The first act featured music by Laurent Perrier and dance by Alban Richard. Perrier started off extremely minimalist, using just one low bass sound. I can’t even call it a note, since it was more like white noise. The vibrations from the massive sound could be felt up from the ground and into your legs. Perrier slowly made slight changes to the sound, adding and taking away at a very slow, progressive pace. After five minutes, Richard slinked onto the stage. His movements were painfully slow but strong, in conjunction with the minimalist yet loud sound of the musician. Richard gradually contorted his body into painful twists and difficult poses. To me, this part was the most beautiful and displayed the great skill of this dancer. As Perrier added new sounds, Richard too picked up speed, reflected in small spasms of the body that at first were jarring when sandwiched by his measured movements. Though the volume of the music did not increase, it felt as if it did as the intensity of the music grew. I want to point out though, to me at least, there were no discernible beats or tones and the “music” in many ways reflected different types of white noise. The savage-like sound was mirrored by the dancer’s movements, which began to elevate in speed and intensity. The dancer gave the appearance of having Tourette Syndrome, with spastic body movements and extremely wild and emotive facial expressions, ranging from sadness to rage to madness, even sticking out his tongue and opening his eyes as wide as possible. It was at this stage the artist began to become an actor without lines. After only about 15 or 20 minutes, Richard slowed his movements and left the stage and Perrier reduced the torrent of sound until it was nothing. In the silence, you could still fell the vibrations of the sound echoing in your legs.

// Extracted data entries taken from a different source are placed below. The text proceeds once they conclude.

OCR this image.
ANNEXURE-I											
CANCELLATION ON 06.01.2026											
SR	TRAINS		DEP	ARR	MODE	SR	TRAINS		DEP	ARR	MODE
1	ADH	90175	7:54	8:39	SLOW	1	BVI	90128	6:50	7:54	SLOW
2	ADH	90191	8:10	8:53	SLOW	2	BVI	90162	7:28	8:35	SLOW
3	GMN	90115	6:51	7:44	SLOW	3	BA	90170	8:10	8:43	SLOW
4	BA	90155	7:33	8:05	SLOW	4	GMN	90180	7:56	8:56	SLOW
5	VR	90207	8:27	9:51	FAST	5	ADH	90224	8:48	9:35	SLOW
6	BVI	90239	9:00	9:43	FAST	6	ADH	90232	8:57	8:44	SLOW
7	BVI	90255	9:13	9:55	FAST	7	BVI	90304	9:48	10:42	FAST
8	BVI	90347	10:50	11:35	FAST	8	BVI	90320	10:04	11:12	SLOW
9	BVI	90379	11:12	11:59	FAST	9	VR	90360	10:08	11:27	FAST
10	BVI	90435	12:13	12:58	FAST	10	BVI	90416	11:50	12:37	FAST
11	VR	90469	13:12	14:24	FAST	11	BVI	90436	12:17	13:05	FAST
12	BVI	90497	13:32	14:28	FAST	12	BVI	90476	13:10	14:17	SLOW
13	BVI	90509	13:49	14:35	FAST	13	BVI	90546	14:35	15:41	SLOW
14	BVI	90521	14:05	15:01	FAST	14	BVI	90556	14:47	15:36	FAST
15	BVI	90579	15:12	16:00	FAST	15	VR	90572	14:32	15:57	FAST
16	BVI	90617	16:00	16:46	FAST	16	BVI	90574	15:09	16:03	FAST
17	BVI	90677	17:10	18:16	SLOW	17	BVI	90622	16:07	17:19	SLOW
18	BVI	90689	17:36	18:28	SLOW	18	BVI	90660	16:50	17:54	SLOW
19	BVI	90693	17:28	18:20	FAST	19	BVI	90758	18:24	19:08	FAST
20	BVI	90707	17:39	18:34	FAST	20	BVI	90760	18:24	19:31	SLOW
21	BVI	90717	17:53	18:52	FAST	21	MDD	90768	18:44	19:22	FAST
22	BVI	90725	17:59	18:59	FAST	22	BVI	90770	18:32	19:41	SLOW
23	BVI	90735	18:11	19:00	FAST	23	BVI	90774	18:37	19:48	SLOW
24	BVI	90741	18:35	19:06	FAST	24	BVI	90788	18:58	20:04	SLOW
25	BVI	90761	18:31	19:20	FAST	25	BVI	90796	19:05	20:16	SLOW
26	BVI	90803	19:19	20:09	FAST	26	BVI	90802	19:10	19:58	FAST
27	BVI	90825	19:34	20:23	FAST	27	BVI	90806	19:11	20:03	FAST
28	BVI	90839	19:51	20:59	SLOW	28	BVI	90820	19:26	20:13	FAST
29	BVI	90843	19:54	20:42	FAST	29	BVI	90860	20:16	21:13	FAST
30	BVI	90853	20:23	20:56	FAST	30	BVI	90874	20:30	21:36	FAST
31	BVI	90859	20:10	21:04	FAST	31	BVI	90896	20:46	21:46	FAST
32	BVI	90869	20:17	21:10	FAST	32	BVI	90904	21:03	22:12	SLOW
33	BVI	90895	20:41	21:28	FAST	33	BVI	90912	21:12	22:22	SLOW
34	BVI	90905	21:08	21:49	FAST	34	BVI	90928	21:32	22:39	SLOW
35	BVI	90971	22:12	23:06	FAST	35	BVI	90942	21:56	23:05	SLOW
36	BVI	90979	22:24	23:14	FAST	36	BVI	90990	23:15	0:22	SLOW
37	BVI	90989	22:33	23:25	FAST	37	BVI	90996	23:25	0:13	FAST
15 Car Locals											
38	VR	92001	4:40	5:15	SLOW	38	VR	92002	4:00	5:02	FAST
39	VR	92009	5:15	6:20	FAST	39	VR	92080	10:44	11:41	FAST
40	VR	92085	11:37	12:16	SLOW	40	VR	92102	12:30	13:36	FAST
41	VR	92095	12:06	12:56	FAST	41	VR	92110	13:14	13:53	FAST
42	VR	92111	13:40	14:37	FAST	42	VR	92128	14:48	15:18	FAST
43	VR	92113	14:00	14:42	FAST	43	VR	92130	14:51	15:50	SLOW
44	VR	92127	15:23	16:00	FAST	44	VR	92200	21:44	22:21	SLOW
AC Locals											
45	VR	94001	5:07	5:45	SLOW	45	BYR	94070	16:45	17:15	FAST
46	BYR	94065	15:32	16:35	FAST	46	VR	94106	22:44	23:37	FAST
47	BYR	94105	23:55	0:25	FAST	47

The second act was a film and sound performance by Burstscratch. Burstscratch is a filmmaking collective from Strasbourg, France that was started in 1994. The artists (four on the 16mm film projectors and one on the turn tables) use only their own original images that they have developed themselves and manipulate the images by hand using water, lenses, and objects to create new and ephemeral projection images. This area of filmmaking interests me quite a lot and I was eager to watch. Unfortunately, most of the filmmaking was done behind me, as I was in the front, so I could see very little of the actual process. The performance was approximately forty minutes in total, about ten or fifteen minutes too long. Of the filmmaking I saw, I loved. One of the artists was creating in front of the audience and projected her images through a fishbowl filled with water. She then used a lens to further bend the light either in front of or behind the bowl. She also would take two sheets of slightly opaque plastic and play with them in front of the yellow beam. The best, though, was when she dipped her hand into the fishbowl and let drops drip from her fingers down the side of the bowl, giving the appearance of blood flowing from the earth to the sky.

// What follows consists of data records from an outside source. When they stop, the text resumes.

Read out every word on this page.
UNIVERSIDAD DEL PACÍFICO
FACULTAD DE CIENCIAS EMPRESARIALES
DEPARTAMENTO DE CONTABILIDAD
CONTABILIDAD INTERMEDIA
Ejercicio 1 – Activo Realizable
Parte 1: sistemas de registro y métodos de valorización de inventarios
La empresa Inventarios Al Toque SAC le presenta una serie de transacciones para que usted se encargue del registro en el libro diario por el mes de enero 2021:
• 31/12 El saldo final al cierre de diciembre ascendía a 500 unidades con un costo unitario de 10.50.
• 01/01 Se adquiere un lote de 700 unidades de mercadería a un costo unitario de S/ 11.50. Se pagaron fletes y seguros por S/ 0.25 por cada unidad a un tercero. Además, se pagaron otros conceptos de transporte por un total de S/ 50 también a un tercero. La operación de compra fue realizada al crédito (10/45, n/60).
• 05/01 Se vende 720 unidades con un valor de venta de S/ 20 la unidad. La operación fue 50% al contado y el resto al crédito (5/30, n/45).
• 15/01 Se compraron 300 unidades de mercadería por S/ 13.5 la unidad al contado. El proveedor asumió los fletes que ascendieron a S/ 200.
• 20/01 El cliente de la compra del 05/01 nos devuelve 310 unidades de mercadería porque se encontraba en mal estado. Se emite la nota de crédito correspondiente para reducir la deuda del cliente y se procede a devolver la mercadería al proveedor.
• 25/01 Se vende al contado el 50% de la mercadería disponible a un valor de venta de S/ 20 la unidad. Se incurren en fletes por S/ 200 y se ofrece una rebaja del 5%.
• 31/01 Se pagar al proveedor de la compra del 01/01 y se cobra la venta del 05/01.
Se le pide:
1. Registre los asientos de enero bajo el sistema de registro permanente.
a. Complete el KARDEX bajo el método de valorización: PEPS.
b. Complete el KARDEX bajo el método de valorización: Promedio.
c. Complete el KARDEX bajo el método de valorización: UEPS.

This DJ played discernible electronic sounds from music that I could almost recognize time to time, but for the most part continued with the white noise effect, which was starting to become boring. At times, the music was actually too painful and I had to cover my ears for a bit. The film tended to have dark imagery (though not necessarily dark in color) and conjured up images of fire and water which were often manipulated in such a way that it became too difficult to really see anything. What I appreciate the most about the performance was the use of the old with the new: utilizing old school 16mm projectors with rolls of film they captured and developed themselves, coupled with new electronic sounds. Such manual filmmaking skills are an amazing art that you rarely see or even hear about.
This Barefoot Festival was certainly raw, bringing into light new techniques of experimental and daring art, music, and filmmaking. While it is not something I would want to listen to or watch every weekend, it is certainly worth a look at these new techniques that stand on the edge of the electronic music scene and to consider how electronic sound will be manipulated and implemented into all areas of artistic experiences.